The 180-degree peel force test is used for 90% of all pressure-sensitive tapes and is the main indicator of adhesion.
Also known as the fast adhesive force, the tape and the sticky object to a very light pressure contact immediately after the rapid separation of the ability to show resistance to separation. The initial adhesion shows the softness of the tape, the harder the glue the smaller the initial adhesion.

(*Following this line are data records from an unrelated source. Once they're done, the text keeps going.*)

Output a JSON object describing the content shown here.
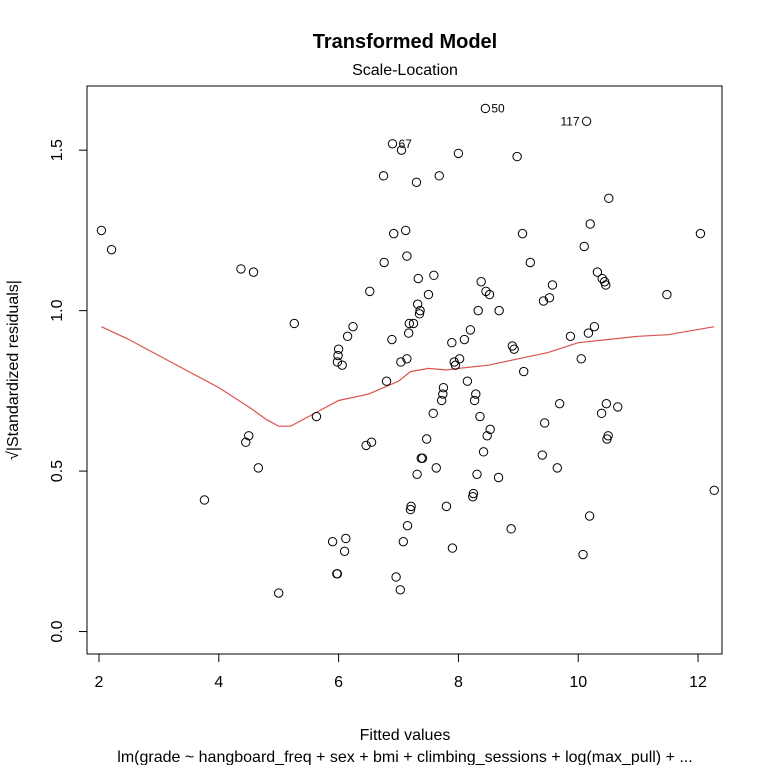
{
  "chart_data": {
    "type": "scatter",
    "title": "Transformed Model",
    "subtitle": "Scale-Location",
    "xlabel": "Fitted values",
    "ylabel": "√|Standardized residuals|",
    "caption": "lm(grade ~ hangboard_freq + sex + bmi + climbing_sessions + log(max_pull) + ...",
    "xlim": [
      1.8,
      12.4
    ],
    "ylim": [
      -0.07,
      1.7
    ],
    "x_ticks": [
      2,
      4,
      6,
      8,
      10,
      12
    ],
    "y_ticks": [
      0.0,
      0.5,
      1.0,
      1.5
    ],
    "x_tick_labels": [
      "2",
      "4",
      "6",
      "8",
      "10",
      "12"
    ],
    "y_tick_labels": [
      "0.0",
      "0.5",
      "1.0",
      "1.5"
    ],
    "grid": false,
    "point_color": "#000000",
    "smoother_color": "#d9534f",
    "points": [
      [
        2.04,
        1.25
      ],
      [
        2.21,
        1.19
      ],
      [
        3.76,
        0.41
      ],
      [
        4.37,
        1.13
      ],
      [
        4.45,
        0.59
      ],
      [
        4.5,
        0.61
      ],
      [
        4.58,
        1.12
      ],
      [
        4.66,
        0.51
      ],
      [
        5.0,
        0.12
      ],
      [
        5.26,
        0.96
      ],
      [
        5.63,
        0.67
      ],
      [
        5.9,
        0.28
      ],
      [
        5.97,
        0.18
      ],
      [
        5.98,
        0.18
      ],
      [
        5.98,
        0.84
      ],
      [
        5.99,
        0.86
      ],
      [
        6.0,
        0.88
      ],
      [
        6.06,
        0.83
      ],
      [
        6.1,
        0.25
      ],
      [
        6.12,
        0.29
      ],
      [
        6.15,
        0.92
      ],
      [
        6.24,
        0.95
      ],
      [
        6.46,
        0.58
      ],
      [
        6.52,
        1.06
      ],
      [
        6.55,
        0.59
      ],
      [
        6.75,
        1.42
      ],
      [
        6.76,
        1.15
      ],
      [
        6.8,
        0.78
      ],
      [
        6.89,
        0.91
      ],
      [
        6.9,
        1.52
      ],
      [
        6.92,
        1.24
      ],
      [
        6.96,
        0.17
      ],
      [
        7.03,
        0.13
      ],
      [
        7.04,
        0.84
      ],
      [
        7.05,
        1.5
      ],
      [
        7.08,
        0.28
      ],
      [
        7.12,
        1.25
      ],
      [
        7.14,
        1.17
      ],
      [
        7.14,
        0.85
      ],
      [
        7.15,
        0.33
      ],
      [
        7.17,
        0.93
      ],
      [
        7.18,
        0.96
      ],
      [
        7.2,
        0.38
      ],
      [
        7.21,
        0.39
      ],
      [
        7.25,
        0.96
      ],
      [
        7.3,
        1.4
      ],
      [
        7.31,
        0.49
      ],
      [
        7.32,
        1.02
      ],
      [
        7.33,
        1.1
      ],
      [
        7.35,
        0.99
      ],
      [
        7.36,
        1.0
      ],
      [
        7.38,
        0.54
      ],
      [
        7.4,
        0.54
      ],
      [
        7.47,
        0.6
      ],
      [
        7.5,
        1.05
      ],
      [
        7.58,
        0.68
      ],
      [
        7.59,
        1.11
      ],
      [
        7.63,
        0.51
      ],
      [
        7.68,
        1.42
      ],
      [
        7.72,
        0.72
      ],
      [
        7.74,
        0.74
      ],
      [
        7.75,
        0.76
      ],
      [
        7.8,
        0.39
      ],
      [
        7.89,
        0.9
      ],
      [
        7.9,
        0.26
      ],
      [
        7.93,
        0.84
      ],
      [
        7.95,
        0.83
      ],
      [
        8.0,
        1.49
      ],
      [
        8.02,
        0.85
      ],
      [
        8.1,
        0.91
      ],
      [
        8.15,
        0.78
      ],
      [
        8.2,
        0.94
      ],
      [
        8.24,
        0.42
      ],
      [
        8.25,
        0.43
      ],
      [
        8.27,
        0.72
      ],
      [
        8.29,
        0.74
      ],
      [
        8.31,
        0.49
      ],
      [
        8.33,
        1.0
      ],
      [
        8.36,
        0.67
      ],
      [
        8.38,
        1.09
      ],
      [
        8.42,
        0.56
      ],
      [
        8.45,
        1.63
      ],
      [
        8.46,
        1.06
      ],
      [
        8.48,
        0.61
      ],
      [
        8.52,
        1.05
      ],
      [
        8.53,
        0.63
      ],
      [
        8.67,
        0.48
      ],
      [
        8.68,
        1.0
      ],
      [
        8.88,
        0.32
      ],
      [
        8.9,
        0.89
      ],
      [
        8.93,
        0.88
      ],
      [
        8.98,
        1.48
      ],
      [
        9.07,
        1.24
      ],
      [
        9.09,
        0.81
      ],
      [
        9.2,
        1.15
      ],
      [
        9.4,
        0.55
      ],
      [
        9.42,
        1.03
      ],
      [
        9.44,
        0.65
      ],
      [
        9.52,
        1.04
      ],
      [
        9.57,
        1.08
      ],
      [
        9.65,
        0.51
      ],
      [
        9.69,
        0.71
      ],
      [
        9.87,
        0.92
      ],
      [
        10.05,
        0.85
      ],
      [
        10.08,
        0.24
      ],
      [
        10.1,
        1.2
      ],
      [
        10.14,
        1.59
      ],
      [
        10.17,
        0.93
      ],
      [
        10.19,
        0.36
      ],
      [
        10.2,
        1.27
      ],
      [
        10.27,
        0.95
      ],
      [
        10.32,
        1.12
      ],
      [
        10.39,
        0.68
      ],
      [
        10.4,
        1.1
      ],
      [
        10.44,
        1.09
      ],
      [
        10.46,
        1.08
      ],
      [
        10.47,
        0.71
      ],
      [
        10.48,
        0.6
      ],
      [
        10.5,
        0.61
      ],
      [
        10.51,
        1.35
      ],
      [
        10.66,
        0.7
      ],
      [
        11.48,
        1.05
      ],
      [
        12.04,
        1.24
      ],
      [
        12.27,
        0.44
      ]
    ],
    "labeled_points": [
      {
        "label": "50",
        "x": 8.45,
        "y": 1.63,
        "side": "right"
      },
      {
        "label": "117",
        "x": 10.14,
        "y": 1.59,
        "side": "left"
      },
      {
        "label": "67",
        "x": 6.9,
        "y": 1.52,
        "side": "right"
      }
    ],
    "smoother": [
      [
        2.04,
        0.95
      ],
      [
        2.5,
        0.91
      ],
      [
        3.0,
        0.86
      ],
      [
        3.5,
        0.81
      ],
      [
        4.0,
        0.76
      ],
      [
        4.5,
        0.7
      ],
      [
        4.8,
        0.66
      ],
      [
        5.0,
        0.64
      ],
      [
        5.2,
        0.64
      ],
      [
        5.5,
        0.67
      ],
      [
        6.0,
        0.72
      ],
      [
        6.5,
        0.74
      ],
      [
        7.0,
        0.78
      ],
      [
        7.2,
        0.81
      ],
      [
        7.5,
        0.82
      ],
      [
        7.8,
        0.815
      ],
      [
        8.0,
        0.82
      ],
      [
        8.5,
        0.83
      ],
      [
        9.0,
        0.85
      ],
      [
        9.5,
        0.87
      ],
      [
        10.0,
        0.9
      ],
      [
        10.5,
        0.91
      ],
      [
        11.0,
        0.92
      ],
      [
        11.5,
        0.925
      ],
      [
        12.27,
        0.95
      ]
    ]
  }
}
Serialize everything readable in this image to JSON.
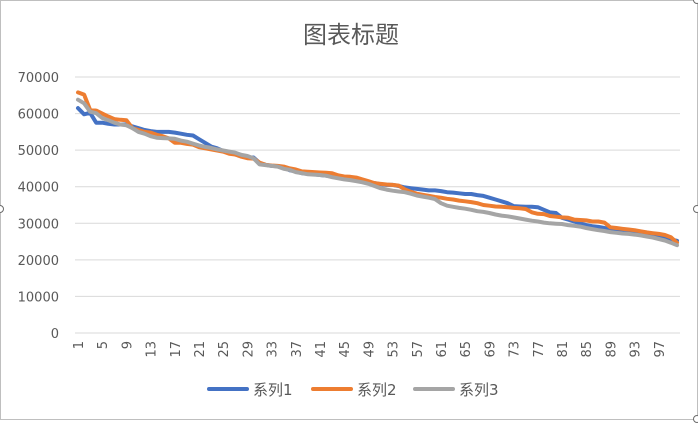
{
  "chart_data": {
    "type": "line",
    "title": "图表标题",
    "xlabel": "",
    "ylabel": "",
    "ylim": [
      0,
      70000
    ],
    "yticks": [
      0,
      10000,
      20000,
      30000,
      40000,
      50000,
      60000,
      70000
    ],
    "ytick_labels": [
      "0",
      "10000",
      "20000",
      "30000",
      "40000",
      "50000",
      "60000",
      "70000"
    ],
    "x": [
      1,
      2,
      3,
      4,
      5,
      6,
      7,
      8,
      9,
      10,
      11,
      12,
      13,
      14,
      15,
      16,
      17,
      18,
      19,
      20,
      21,
      22,
      23,
      24,
      25,
      26,
      27,
      28,
      29,
      30,
      31,
      32,
      33,
      34,
      35,
      36,
      37,
      38,
      39,
      40,
      41,
      42,
      43,
      44,
      45,
      46,
      47,
      48,
      49,
      50,
      51,
      52,
      53,
      54,
      55,
      56,
      57,
      58,
      59,
      60,
      61,
      62,
      63,
      64,
      65,
      66,
      67,
      68,
      69,
      70,
      71,
      72,
      73,
      74,
      75,
      76,
      77,
      78,
      79,
      80,
      81,
      82,
      83,
      84,
      85,
      86,
      87,
      88,
      89,
      90,
      91,
      92,
      93,
      94,
      95,
      96,
      97,
      98,
      99,
      100
    ],
    "xtick_labels": [
      "1",
      "5",
      "9",
      "13",
      "17",
      "21",
      "25",
      "29",
      "33",
      "37",
      "41",
      "45",
      "49",
      "53",
      "57",
      "61",
      "65",
      "69",
      "73",
      "77",
      "81",
      "85",
      "89",
      "93",
      "97"
    ],
    "grid": true,
    "legend_position": "bottom",
    "series": [
      {
        "name": "系列1",
        "color": "#4472C4",
        "values": [
          61500,
          59800,
          60200,
          57500,
          57500,
          57200,
          57000,
          57000,
          57000,
          56500,
          56000,
          55500,
          55200,
          55000,
          55000,
          55000,
          54800,
          54500,
          54200,
          54000,
          53000,
          52000,
          51000,
          50500,
          49800,
          49500,
          48800,
          48300,
          48000,
          48000,
          46500,
          46000,
          45700,
          45600,
          45200,
          44500,
          44200,
          43700,
          43600,
          43400,
          43200,
          43000,
          42800,
          42600,
          42500,
          42200,
          41800,
          41500,
          41200,
          41000,
          40700,
          40500,
          40500,
          40200,
          39800,
          39600,
          39400,
          39200,
          39000,
          39000,
          38800,
          38500,
          38400,
          38200,
          38000,
          38000,
          37700,
          37500,
          37000,
          36500,
          36000,
          35500,
          34700,
          34600,
          34500,
          34500,
          34400,
          33700,
          33000,
          32800,
          31500,
          31000,
          30500,
          30000,
          29500,
          29200,
          29000,
          28700,
          28500,
          28300,
          28000,
          27800,
          27500,
          27300,
          27000,
          26600,
          26300,
          26000,
          25600,
          25200
        ]
      },
      {
        "name": "系列2",
        "color": "#ED7D31",
        "values": [
          65800,
          65200,
          61000,
          60800,
          60000,
          59200,
          58500,
          58300,
          58200,
          56000,
          55500,
          55000,
          54800,
          54200,
          53800,
          53200,
          52000,
          52000,
          51700,
          51500,
          50800,
          50500,
          50200,
          49900,
          49600,
          49000,
          48800,
          48200,
          47800,
          47700,
          46600,
          46000,
          45800,
          45700,
          45500,
          45000,
          44700,
          44200,
          44100,
          44000,
          43900,
          43800,
          43700,
          43100,
          42800,
          42700,
          42500,
          42000,
          41500,
          41000,
          40800,
          40600,
          40500,
          40300,
          39300,
          38600,
          38100,
          37800,
          37500,
          37200,
          37000,
          36700,
          36500,
          36200,
          36000,
          35800,
          35500,
          35000,
          34800,
          34600,
          34500,
          34400,
          34200,
          34100,
          33900,
          33000,
          32600,
          32500,
          32000,
          31800,
          31600,
          31500,
          31000,
          30900,
          30800,
          30500,
          30500,
          30200,
          28900,
          28700,
          28500,
          28300,
          28100,
          27800,
          27500,
          27300,
          27100,
          26800,
          26200,
          24700
        ]
      },
      {
        "name": "系列3",
        "color": "#A5A5A5",
        "values": [
          63800,
          62800,
          60500,
          60100,
          58800,
          58200,
          57500,
          57000,
          56800,
          56000,
          55000,
          54500,
          53800,
          53400,
          53300,
          53200,
          53100,
          52600,
          52300,
          51800,
          51300,
          50900,
          50600,
          50200,
          49900,
          49600,
          49300,
          48700,
          48400,
          47800,
          46100,
          45900,
          45700,
          45500,
          44900,
          44600,
          44000,
          43700,
          43400,
          43300,
          43200,
          43000,
          42600,
          42300,
          42000,
          41800,
          41500,
          41200,
          40800,
          40200,
          39600,
          39200,
          38900,
          38700,
          38500,
          38100,
          37600,
          37300,
          37000,
          36600,
          35500,
          34800,
          34500,
          34200,
          34000,
          33700,
          33300,
          33100,
          32800,
          32400,
          32100,
          31900,
          31600,
          31300,
          31000,
          30700,
          30500,
          30200,
          30000,
          29900,
          29800,
          29500,
          29300,
          29100,
          28700,
          28400,
          28100,
          27900,
          27600,
          27400,
          27200,
          27100,
          26900,
          26700,
          26400,
          26100,
          25700,
          25300,
          24700,
          24000
        ]
      }
    ]
  }
}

With the slope stop ball method test, in 30 degrees on the slope, no initial speed release of various diameter balls, ball after 100mm slope glue, roll on the glue surface, the tape can stick to the maximum number of small balls for the initial sticky value, to the ball number 1-32 # said.
Adhesion is the ability of a tape to resist displacement when a specified weight is hung vertically in the direction of the length of the tape on the object to which it adheres.
The test standard is to hang a weight of 1kg for 24 hours without the tape falling off the test plate.
Adhesion is influenced by the performance of the glue and the adhesion of the glue to the substrate.
A good cross-linking of the glue will result in a high adhesion.
Good adhesion of the glue to the substrate will result in greater adhesion.